Oblomov himself and also Tarantyev's buddy Ivan Mukhoyarov (brother of Agafya), who likes to spend his money on delicacies instead of more visible luxuries (if only because people could get suspicious - as he says, they can't see what he has in his stomach).
Bruce Bogtrotter in Matilda swipes a slice of cake from The Trunchbull's stash. By way of punishment, she makes him eat a cake. (He manages, although he's completely zonked in a food coma at the end.)
Seems to be a rather common trait in Roald Dahl's stories. Most are less sympathetic than Bruce- there's the famous Augustus Gloop, who eats tons of chocolate bars and Bruno Jenkins of The Witches, who is easily lured by the titular antagonists with the promise of chocolate and later becomes a very gluttonous mouse.
Winnie-the-Pooh. At the beginning of the first book he cleans out Rabbit's pantry. In the second book he eats Tigger's lunch and Roo's. And he's incapable of carrying a pot of honey from A to B without devouring its contents along the way!
Nicely-Nicely Johnson and Violette Shumberger in Damon Runyan's short story "A Piece of Pie". She participates in an eating contest and he is her coach, despite being on a strict diet himself. At the end of the story, he leaves the fiancee who has put him on the diet and runs away with Violette.
Nathaniel "Ned" Robbins in Jelly Belly starts out as this. His friends at summer diet camp are straight examples, especially Richard. And Richard's parents.
In Harry Turtledove's Tale of Crispos the healer-priest sent to deal with the cholera outbreak explains that although monks are supposed to be frugal eaters, healers are an exception.
In Mercedes Lackey's Valdemar universe, Heralds, Healers, and Mages who over-use their powers have to be force-fed sometimes.
Baloun from The Good Soldier Švejk loves to eat, and almost always feels hungry. Since he serves in the Austro-Hungarian army in World War I, this trait gets him into a lot of trouble.

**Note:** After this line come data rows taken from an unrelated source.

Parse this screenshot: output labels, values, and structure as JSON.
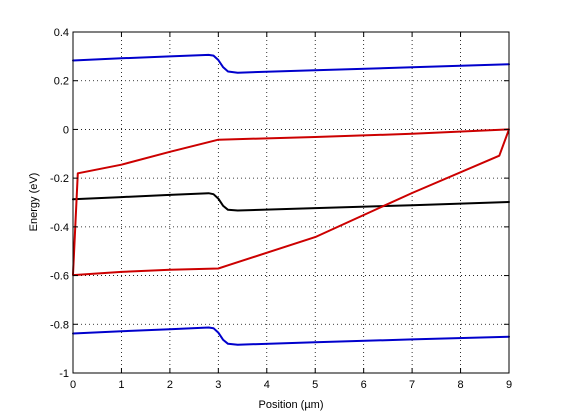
{
  "chart_data": {
    "type": "line",
    "xlabel": "Position (µm)",
    "ylabel": "Energy (eV)",
    "xlim": [
      0,
      9
    ],
    "ylim": [
      -1,
      0.4
    ],
    "xticks": [
      0,
      1,
      2,
      3,
      4,
      5,
      6,
      7,
      8,
      9
    ],
    "yticks": [
      -1,
      -0.8,
      -0.6,
      -0.4,
      -0.2,
      0,
      0.2,
      0.4
    ],
    "xtick_labels": [
      "0",
      "1",
      "2",
      "3",
      "4",
      "5",
      "6",
      "7",
      "8",
      "9"
    ],
    "ytick_labels": [
      "-1",
      "-0.8",
      "-0.6",
      "-0.4",
      "-0.2",
      "0",
      "0.2",
      "0.4"
    ],
    "grid": true,
    "series": [
      {
        "color": "#0000cc",
        "x": [
          0,
          1,
          2,
          2.8,
          2.9,
          3.0,
          3.1,
          3.2,
          3.4,
          5,
          7,
          9
        ],
        "y": [
          0.283,
          0.292,
          0.3,
          0.306,
          0.303,
          0.285,
          0.255,
          0.238,
          0.233,
          0.243,
          0.255,
          0.268
        ]
      },
      {
        "color": "#000000",
        "x": [
          0,
          1,
          2,
          2.8,
          2.9,
          3.0,
          3.1,
          3.2,
          3.4,
          5,
          7,
          9
        ],
        "y": [
          -0.287,
          -0.278,
          -0.269,
          -0.262,
          -0.266,
          -0.284,
          -0.314,
          -0.33,
          -0.333,
          -0.323,
          -0.311,
          -0.298
        ]
      },
      {
        "color": "#0000cc",
        "x": [
          0,
          1,
          2,
          2.8,
          2.9,
          3.0,
          3.1,
          3.2,
          3.4,
          5,
          7,
          9
        ],
        "y": [
          -0.838,
          -0.829,
          -0.82,
          -0.813,
          -0.816,
          -0.834,
          -0.864,
          -0.88,
          -0.884,
          -0.874,
          -0.862,
          -0.851
        ]
      },
      {
        "color": "#cc0000",
        "x": [
          0,
          0.1,
          1,
          2,
          3,
          5,
          7,
          9,
          8.8,
          7,
          5,
          3.2,
          3,
          2,
          1,
          0,
          0
        ],
        "y": [
          -0.596,
          -0.18,
          -0.145,
          -0.092,
          -0.042,
          -0.031,
          -0.018,
          0,
          -0.108,
          -0.261,
          -0.442,
          -0.558,
          -0.571,
          -0.576,
          -0.585,
          -0.598,
          -0.596
        ]
      }
    ]
  }
}
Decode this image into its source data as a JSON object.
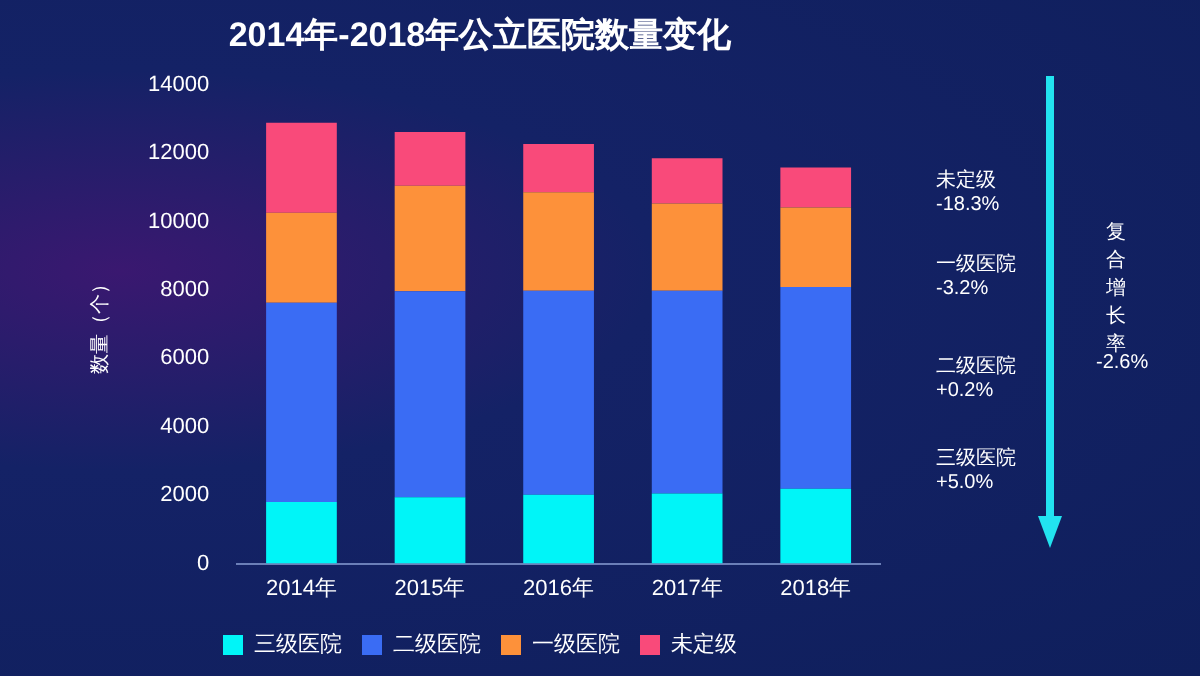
{
  "chart_data": {
    "type": "bar",
    "title": "2014年-2018年公立医院数量变化",
    "ylabel": "数量（个）",
    "categories": [
      "2014年",
      "2015年",
      "2016年",
      "2017年",
      "2018年"
    ],
    "stacked": true,
    "series": [
      {
        "name": "三级医院",
        "color": "#00f5f8",
        "values": [
          1800,
          1940,
          2010,
          2050,
          2190
        ]
      },
      {
        "name": "二级医院",
        "color": "#3a6cf4",
        "values": [
          5830,
          6020,
          5970,
          5930,
          5900
        ]
      },
      {
        "name": "一级医院",
        "color": "#fd913a",
        "values": [
          2630,
          3090,
          2880,
          2550,
          2320
        ]
      },
      {
        "name": "未定级",
        "color": "#f94a7a",
        "values": [
          2630,
          1570,
          1410,
          1320,
          1170
        ]
      }
    ],
    "ylim": [
      0,
      14000
    ],
    "yticks": [
      0,
      2000,
      4000,
      6000,
      8000,
      10000,
      12000,
      14000
    ],
    "grid": false,
    "legend": "bottom",
    "annotations": [
      "未定级\n-18.3%",
      "一级医院\n-3.2%",
      "二级医院\n+0.2%",
      "三级医院\n+5.0%",
      "复合增长率",
      "-2.6%"
    ]
  }
}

"A centaur has a man-stomach and a horse-stomach. And of course both want breakfast. So first of all he has porridge and pavenders and kidneys and bacon and omlette and cold ham and toast and marmalade and coffee and beer. And after that he tends to the horse part of himself by grazing for an hour or so and finishing up with a hot mash, some oats, and a bag of sugar. That's why it's such a serious thing to ask a centaur to stay for the weeekend. A very serious thing indeed."
Mahaut d'Artois in The Accursed Kings isn't exctly fat, but she is described as a big, large, strong woman with a ferocious appetite, to balance her nephew Robert d'Artois. In both the TV versions, she was played by relatively frail actresses, probably in order to make them opposites rather than reflexions of each other.